Customer stickiness and a fortress balance sheet played key roles for these two companies.
Pro Medicus share price
Pro Medicus develops and supplies healthcare imaging software and services to hospitals, diagnostic imaging groups and other health-related entities.
The client contracts are generally multi-year deals and once the software is installed, it becomes an extremely sticky product.
Prior to the pandemic, Pro Medicus had already secured a lot of the biggest hospitals across the US. Whilst it’s important to have a financially sound customer base, I think it’s even more important to have a mission-critical product.
Pro Medicus’ product is important regardless of the state of the economy because hospitals still need to use the software to perform its functions.
Its strong and debt-free balance sheet supported by $38 million in cash in December 2019 ensured the business could withstand the economic headwinds.
Xero share price
Xero is the dominant business and accounting software provider in Australia and New Zealand and is rapidly expanding across the UK and US.

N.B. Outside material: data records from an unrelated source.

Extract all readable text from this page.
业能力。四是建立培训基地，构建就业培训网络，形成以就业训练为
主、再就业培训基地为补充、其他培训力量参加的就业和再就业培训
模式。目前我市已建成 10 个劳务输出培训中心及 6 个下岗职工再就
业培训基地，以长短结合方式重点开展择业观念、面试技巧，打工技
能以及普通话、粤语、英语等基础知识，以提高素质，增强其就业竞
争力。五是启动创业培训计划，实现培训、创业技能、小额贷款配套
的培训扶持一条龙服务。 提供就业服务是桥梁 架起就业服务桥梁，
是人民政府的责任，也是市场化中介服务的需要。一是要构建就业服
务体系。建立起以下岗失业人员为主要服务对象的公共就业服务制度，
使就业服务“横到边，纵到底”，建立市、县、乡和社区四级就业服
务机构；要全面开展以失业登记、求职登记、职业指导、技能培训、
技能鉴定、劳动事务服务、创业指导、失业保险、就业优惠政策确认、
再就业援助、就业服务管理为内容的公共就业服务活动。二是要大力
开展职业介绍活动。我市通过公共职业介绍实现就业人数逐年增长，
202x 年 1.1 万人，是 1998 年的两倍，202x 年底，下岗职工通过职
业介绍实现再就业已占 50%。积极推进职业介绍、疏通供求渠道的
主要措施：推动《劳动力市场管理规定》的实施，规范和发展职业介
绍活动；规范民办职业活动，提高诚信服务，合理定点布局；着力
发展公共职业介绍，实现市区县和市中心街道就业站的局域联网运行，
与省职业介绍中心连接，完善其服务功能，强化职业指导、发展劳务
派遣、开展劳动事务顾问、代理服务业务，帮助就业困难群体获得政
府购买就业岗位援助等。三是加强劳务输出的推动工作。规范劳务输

This company is another one that offers a mission-critical product. Will businesses still need to use accounting software in a recession?
It’s a resounding yes from me!
I think changing the business/accounting software would fall to the bottom list of priorities for businesses in an economic crisis.
Churn levels increased slightly in the first few months of this year, before falling to below pre-COVID 19 levels, illustrating the stickiness and value of Xero’s products.
Whilst Xero’s balance sheet consists of debt, it is heavily supported by significant free cash flow as shown below.
Further, Xero’s current assets significantly exceed its current liabilities.
This is what I look for as part of the Rask Investment Philosophy.